A partir daí, perseguições, vinganças, emboscadas e um rastro de sangue mancharam o sertão.Em 1871 Jesuíno já liderava um grupo forte de homens valentes, capazes de feitos que mostravam sua bravura, figurando, entre eles, o famoso assalto à cadeia de Pombal-PB, para libertar seu irmão Lucas, em 1874. Durante a grande seca de 1877, arrebatava os viveres dos comboios do governo para distribuir aos pobres, sendo, por isso, adorado pela população pobre. Defensor das moças ultrajadas, dos fracos e velhos, é descrito por Câmara Cascudo como uma “espécie matuta de Robin Hood”.

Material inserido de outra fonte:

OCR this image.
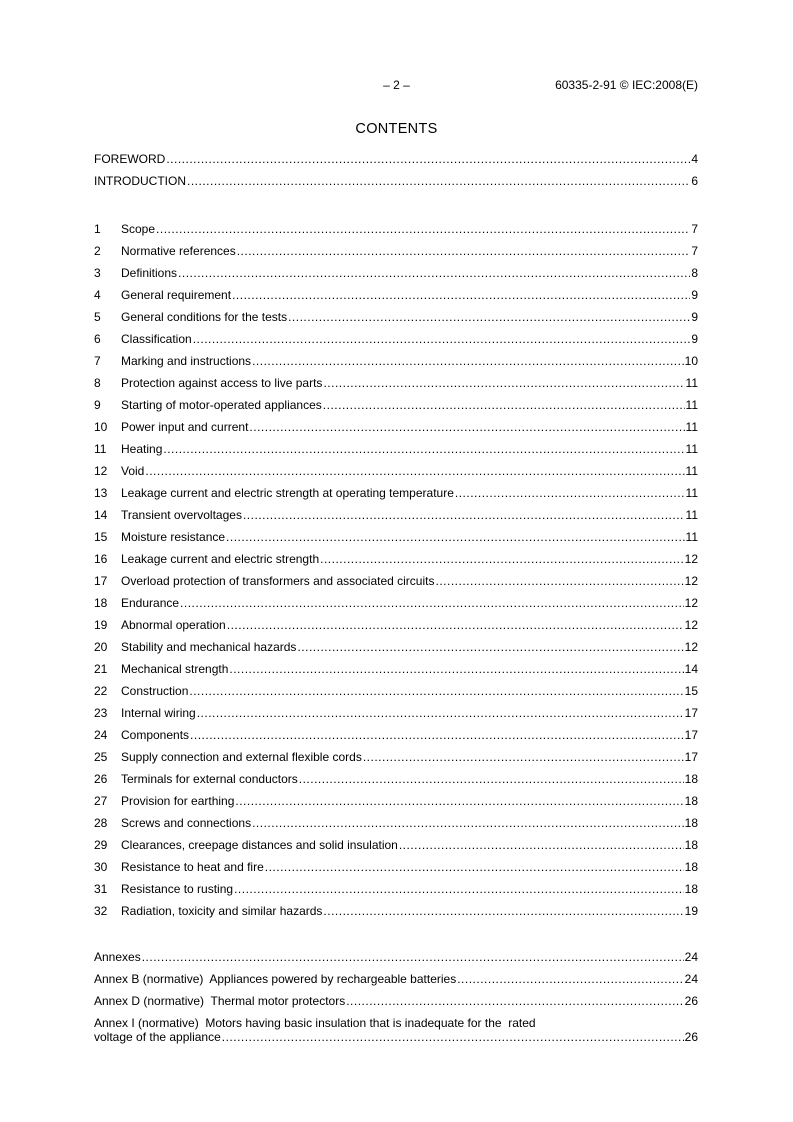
– 2 –	60335-2-91 © IEC:2008(E)
CONTENTS
FOREWORD .....	4
INTRODUCTION .....	6
1	Scope .....	7
2	Normative references .....	7
3	Definitions .....	8
4	General requirement .....	9
5	General conditions for the tests .....	9
6	Classification .....	9
7	Marking and instructions .....	10
8	Protection against access to live parts .....	11
9	Starting of motor-operated appliances .....	11
10	Power input and current .....	11
11	Heating .....	11
12	Void .....	11
13	Leakage current and electric strength at operating temperature .....	11
14	Transient overvoltages .....	11
15	Moisture resistance .....	11
16	Leakage current and electric strength .....	12
17	Overload protection of transformers and associated circuits .....	12
18	Endurance .....	12
19	Abnormal operation .....	12
20	Stability and mechanical hazards .....	12
21	Mechanical strength .....	14
22	Construction .....	15
23	Internal wiring .....	17
24	Components .....	17
25	Supply connection and external flexible cords .....	17
26	Terminals for external conductors .....	18
27	Provision for earthing .....	18
28	Screws and connections .....	18
29	Clearances, creepage distances and solid insulation .....	18
30	Resistance to heat and fire .....	18
31	Resistance to rusting .....	18
32	Radiation, toxicity and similar hazards .....	19
Annexes .....	24
Annex B (normative)  Appliances powered by rechargeable batteries .....	24
Annex D (normative)  Thermal motor protectors .....	26
Annex I (normative)  Motors having basic insulation that is inadequate for the  rated
voltage of the appliance .....	26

Defensor do respeito à propriedade e dos pobres, embora os feitos de Jesuíno Brilhante o consagrem como um bandido romântico, dono de um código de honra e conduta rígidos, punia severamente seus homens que quebrassem qualquer um deles, principalmente se deflorassem moças e roubassem.Portanto, Jesuíno Brilhante não deve ser compreendido como uma figura mítica, romantizada, como a historiografia mais tradicional se encarregou de fazer, deve ser localizado dentro do contexto das brigas de família e de poder no sertão potiguar.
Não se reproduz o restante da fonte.